Die Internationale Fernmeldeunion (International Telecommunication Union, Abkürzung: ITU) ist eine Sonderorganisation der Vereinten Nationen und wichtige Triebfeder bei der weltweit zusammenhängenden Entwicklung der Telekommunikation und der Informations- und Kommunikationstechnologien (IKT). Die ITU wurde 1865 gegründet und hat ihren Hauptsitz in Genf. Sie ist somit die älteste zwischenstaatliche Organisation im Bereich der technischen Zusammenarbeit. Die ITU beschäftigt sich hauptsächlich mit dem Fernmeldewesen und fördert dessen Fortschritt. Ihr Ziel ist es, die internationale Zusammenarbeit im Nachrichtenwesen abzustimmen und zu verbessern. Außerdem versucht sie, die digitale Kluft zwischen Industriestaaten und Entwicklungsländern zu verkleinern. Ein weiteres Aufgabengebiet ist die Verwaltung des Funkfrequenzspektrums und der Satelliten-Orbitalpositionen. Die Internationale Fernmeldeunion hat 193 Mitgliedsstaaten und außerdem zahlreiche nichtstaatliche Mitglieder. Mehr als 700 NGOs, Universitäten und Unternehmen haben sich der Organisation angeschlossen.
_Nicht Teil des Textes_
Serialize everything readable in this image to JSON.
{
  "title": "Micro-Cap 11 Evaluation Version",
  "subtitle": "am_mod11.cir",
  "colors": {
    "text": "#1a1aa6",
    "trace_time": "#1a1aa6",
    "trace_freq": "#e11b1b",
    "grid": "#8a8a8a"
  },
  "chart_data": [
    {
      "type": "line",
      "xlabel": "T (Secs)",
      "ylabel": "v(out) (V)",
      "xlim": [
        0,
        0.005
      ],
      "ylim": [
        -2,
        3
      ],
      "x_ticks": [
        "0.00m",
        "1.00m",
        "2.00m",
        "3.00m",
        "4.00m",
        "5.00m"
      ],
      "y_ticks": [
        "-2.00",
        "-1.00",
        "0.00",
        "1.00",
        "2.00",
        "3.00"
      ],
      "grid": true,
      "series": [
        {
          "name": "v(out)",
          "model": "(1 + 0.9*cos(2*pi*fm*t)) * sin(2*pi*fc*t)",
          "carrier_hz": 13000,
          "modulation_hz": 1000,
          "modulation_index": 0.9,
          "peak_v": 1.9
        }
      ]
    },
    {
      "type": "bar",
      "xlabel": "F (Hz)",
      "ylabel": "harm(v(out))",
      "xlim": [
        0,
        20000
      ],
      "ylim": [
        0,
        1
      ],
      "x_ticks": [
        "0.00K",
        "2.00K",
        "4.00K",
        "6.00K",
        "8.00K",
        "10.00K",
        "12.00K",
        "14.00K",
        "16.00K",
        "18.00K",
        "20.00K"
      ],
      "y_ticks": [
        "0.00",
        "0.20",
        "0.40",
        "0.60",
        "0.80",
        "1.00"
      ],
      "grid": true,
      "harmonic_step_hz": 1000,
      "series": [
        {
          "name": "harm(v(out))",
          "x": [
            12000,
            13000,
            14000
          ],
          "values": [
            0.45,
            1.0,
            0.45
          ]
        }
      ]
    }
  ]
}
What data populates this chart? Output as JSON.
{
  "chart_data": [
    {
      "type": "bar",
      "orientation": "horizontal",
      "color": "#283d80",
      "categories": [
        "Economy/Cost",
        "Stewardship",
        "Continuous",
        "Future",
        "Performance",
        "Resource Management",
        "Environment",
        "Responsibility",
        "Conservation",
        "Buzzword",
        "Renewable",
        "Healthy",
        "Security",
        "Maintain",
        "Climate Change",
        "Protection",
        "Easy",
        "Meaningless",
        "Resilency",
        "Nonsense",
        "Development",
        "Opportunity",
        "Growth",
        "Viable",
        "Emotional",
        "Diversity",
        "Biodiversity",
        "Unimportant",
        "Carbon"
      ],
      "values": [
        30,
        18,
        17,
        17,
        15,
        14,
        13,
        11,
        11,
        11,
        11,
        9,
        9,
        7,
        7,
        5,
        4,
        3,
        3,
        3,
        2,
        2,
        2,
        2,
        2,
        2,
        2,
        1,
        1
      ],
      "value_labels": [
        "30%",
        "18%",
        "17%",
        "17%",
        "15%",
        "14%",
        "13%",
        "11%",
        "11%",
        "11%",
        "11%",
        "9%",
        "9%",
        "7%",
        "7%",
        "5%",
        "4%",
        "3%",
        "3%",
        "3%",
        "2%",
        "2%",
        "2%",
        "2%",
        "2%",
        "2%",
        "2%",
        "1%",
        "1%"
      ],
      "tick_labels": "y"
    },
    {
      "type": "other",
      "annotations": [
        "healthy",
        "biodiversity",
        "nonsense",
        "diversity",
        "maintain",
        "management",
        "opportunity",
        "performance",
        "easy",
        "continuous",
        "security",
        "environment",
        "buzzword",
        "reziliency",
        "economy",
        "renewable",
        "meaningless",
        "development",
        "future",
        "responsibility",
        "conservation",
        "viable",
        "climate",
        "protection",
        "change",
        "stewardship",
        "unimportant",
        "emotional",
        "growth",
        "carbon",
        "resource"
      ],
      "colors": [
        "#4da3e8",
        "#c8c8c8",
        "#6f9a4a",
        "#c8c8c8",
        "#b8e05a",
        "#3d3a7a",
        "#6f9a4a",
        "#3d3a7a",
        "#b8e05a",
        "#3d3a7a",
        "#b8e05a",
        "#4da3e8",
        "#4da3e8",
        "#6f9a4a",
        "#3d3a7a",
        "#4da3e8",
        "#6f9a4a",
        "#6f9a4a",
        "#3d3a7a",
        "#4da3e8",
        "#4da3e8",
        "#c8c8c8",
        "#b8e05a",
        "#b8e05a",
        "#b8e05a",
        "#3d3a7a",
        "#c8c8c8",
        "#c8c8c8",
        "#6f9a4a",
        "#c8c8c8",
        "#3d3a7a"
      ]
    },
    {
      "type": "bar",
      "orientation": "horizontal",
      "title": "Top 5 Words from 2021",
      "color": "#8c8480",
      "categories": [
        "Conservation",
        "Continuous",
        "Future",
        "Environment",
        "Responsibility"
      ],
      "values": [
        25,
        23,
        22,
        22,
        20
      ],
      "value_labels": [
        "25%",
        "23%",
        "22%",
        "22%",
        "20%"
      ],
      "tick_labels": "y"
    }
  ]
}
Die ITU ist in drei Tätigkeitsbereiche unterteilt:

  • Funksektor: Ziel ist es, eine rationelle, gerechte und wirtschaftliche Nutzung des Funkfrequenzspektrums aller Funkdienste zu erreichen
  • Sektor für Telekommunikationsnormung: Erarbeitung internationaler Normen für die Standardisierung im Fernmeldewesen (ITU-T-Standards)
  • Sektor für Telekommunikationsentwicklung: Förderung internationaler Zusammenarbeit und Solidarität durch technische Hilfe in Entwicklungsländern

Alle vier Jahre findet eine Weltfunkkonferenz statt, bei der unter anderem die Vollzugsordnung für den Funkdienst (VO-Funk, engl. Radio Regulations) aktualisiert wird. Diese ist die wichtigste Instanz zur Wahrung einer zweckmäßigen und störungsfreien Nutzung des internationalen Funkfrequenzspektrums.